More evidence heard in “honour killing” case in Ontario
News Agencies – November 23, 2011
More than a year before she and her two sisters drowned in a mysterious incident that is now the focus of a murder trial, a teenage student told her Montreal high school vice-principal that she had attempted suicide because her situation at home was intolerable, the jury was told. The 16-year-old listed an array of reasons for her despair and decision to swallow a heavy dose of sedative pills: verbal and physical abuse at the hands of her older brother Hamed; her parents’ insistence that she wear a hijab, the Muslim head scarf; isolation from other family members; pressure to quit school.
A social worker from the provincial Youth Protection Agency was therefore summoned to the Antoine de Saint-Exupéry school in the Montreal borough of St. Leonard, Ms.
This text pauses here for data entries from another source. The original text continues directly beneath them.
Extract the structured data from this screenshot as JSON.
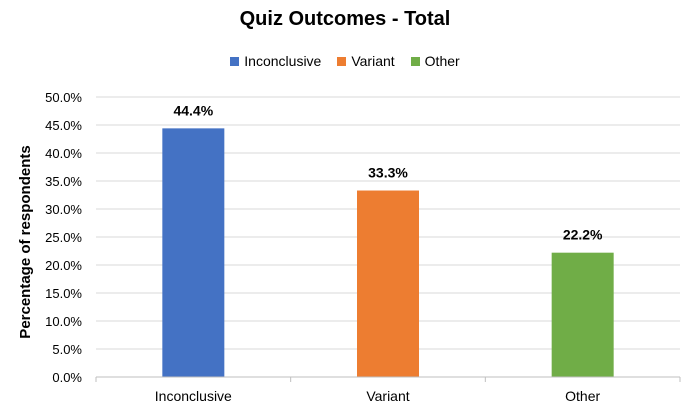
{
  "chart_data": {
    "type": "bar",
    "title": "Quiz Outcomes - Total",
    "ylabel": "Percentage of respondents",
    "xlabel": "",
    "categories": [
      "Inconclusive",
      "Variant",
      "Other"
    ],
    "values": [
      44.4,
      33.3,
      22.2
    ],
    "data_labels": [
      "44.4%",
      "33.3%",
      "22.2%"
    ],
    "colors": [
      "#4472C4",
      "#ED7D31",
      "#70AD47"
    ],
    "ylim": [
      0,
      50
    ],
    "y_ticks": [
      0,
      5,
      10,
      15,
      20,
      25,
      30,
      35,
      40,
      45,
      50
    ],
    "y_tick_labels": [
      "0.0%",
      "5.0%",
      "10.0%",
      "15.0%",
      "20.0%",
      "25.0%",
      "30.0%",
      "35.0%",
      "40.0%",
      "45.0%",
      "50.0%"
    ],
    "grid": true,
    "gridline_color": "#D9D9D9",
    "legend": {
      "placement": "top",
      "entries": [
        "Inconclusive",
        "Variant",
        "Other"
      ]
    }
  }
}
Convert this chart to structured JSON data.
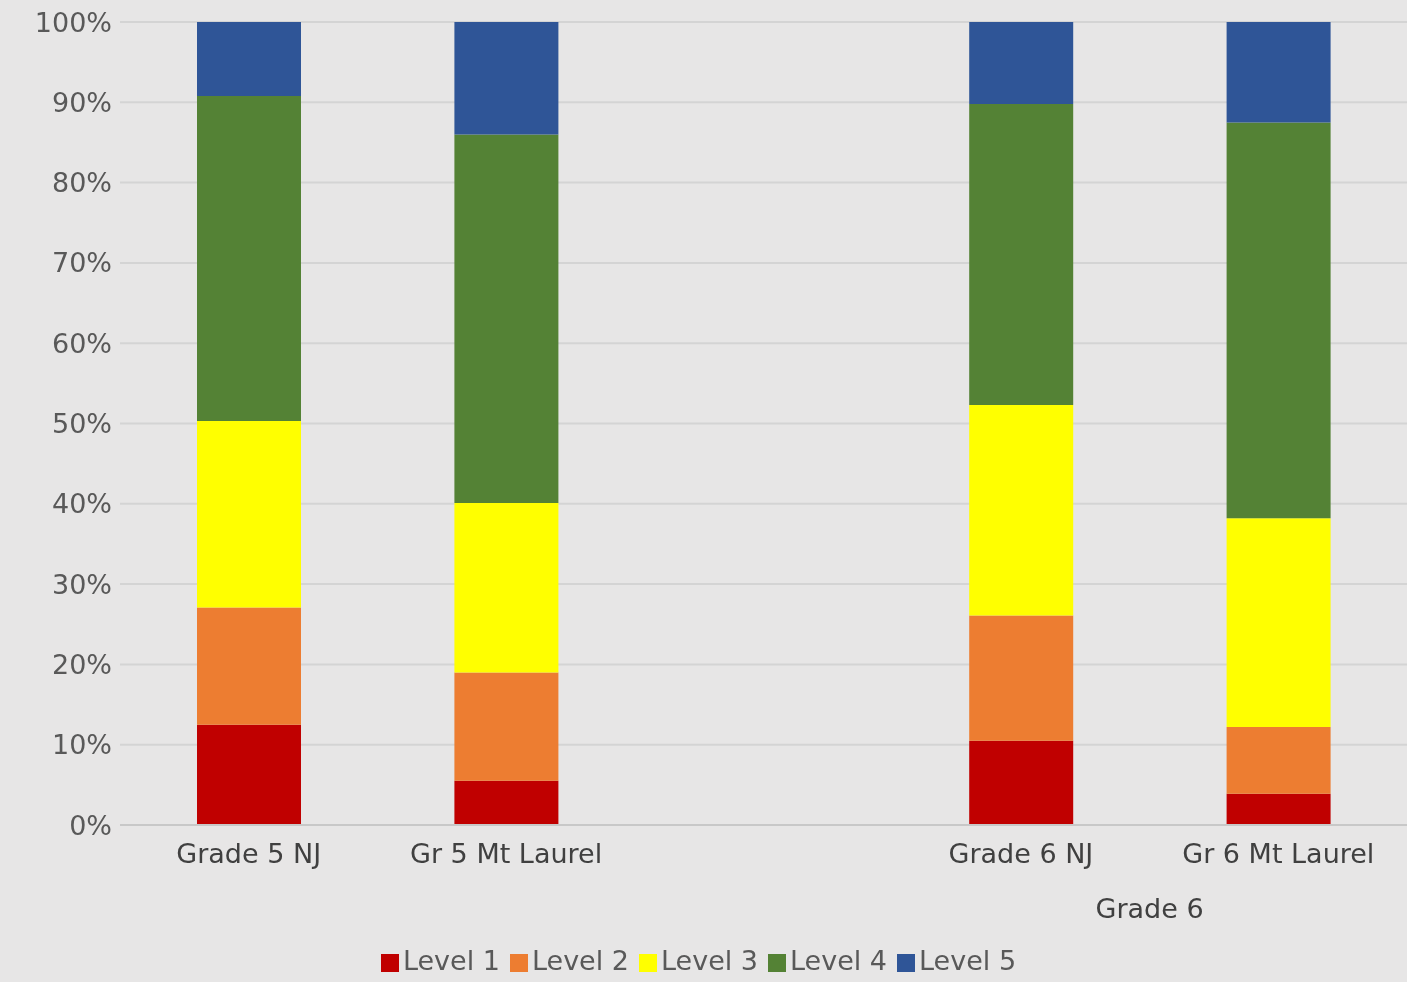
{
  "chart_data": {
    "type": "bar",
    "stacked": true,
    "categories": [
      "Grade 5 NJ",
      "Gr 5 Mt Laurel",
      null,
      "Grade 6 NJ",
      "Gr 6 Mt Laurel"
    ],
    "series": [
      {
        "name": "Level 1",
        "color": "#c00000",
        "values": [
          12.5,
          5.5,
          null,
          10.5,
          3.9
        ]
      },
      {
        "name": "Level 2",
        "color": "#ed7d31",
        "values": [
          14.6,
          13.5,
          null,
          15.6,
          8.3
        ]
      },
      {
        "name": "Level 3",
        "color": "#ffff00",
        "values": [
          23.2,
          21.1,
          null,
          26.2,
          26.0
        ]
      },
      {
        "name": "Level 4",
        "color": "#548235",
        "values": [
          40.5,
          45.9,
          null,
          37.5,
          49.3
        ]
      },
      {
        "name": "Level 5",
        "color": "#2f5597",
        "values": [
          9.2,
          14.0,
          null,
          10.2,
          12.5
        ]
      }
    ],
    "ylim": [
      0,
      100
    ],
    "yticks": [
      {
        "value": 0,
        "label": "0%"
      },
      {
        "value": 10,
        "label": "10%"
      },
      {
        "value": 20,
        "label": "20%"
      },
      {
        "value": 30,
        "label": "30%"
      },
      {
        "value": 40,
        "label": "40%"
      },
      {
        "value": 50,
        "label": "50%"
      },
      {
        "value": 60,
        "label": "60%"
      },
      {
        "value": 70,
        "label": "70%"
      },
      {
        "value": 80,
        "label": "80%"
      },
      {
        "value": 90,
        "label": "90%"
      },
      {
        "value": 100,
        "label": "100%"
      }
    ],
    "grid": "y",
    "legend": "bottom",
    "annotations": [
      "Grade 6"
    ]
  }
}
Fortin told the trial, as were Sahar’s parents, who showed up “very angry.”
On trial are Kabul-born Afghan-Canadian businessman Mohammad Shafia, 58, his second wife, Tooba Mohammad Yahya, 41, and their eldest son, Hamed, 20. Each is charged with four counts of first-degree murder. The charges were laid in July, 2009, three weeks after the bodies of Zainab, Sahar and Geeti Shafia, aged 19, 17 and 13, respectively, were discovered in a car at the bottom of a waterway lock on the Rideau Canal, just east of Kingston. The cause of death was drowning, autopsies showed, but where and how they perished has not been established.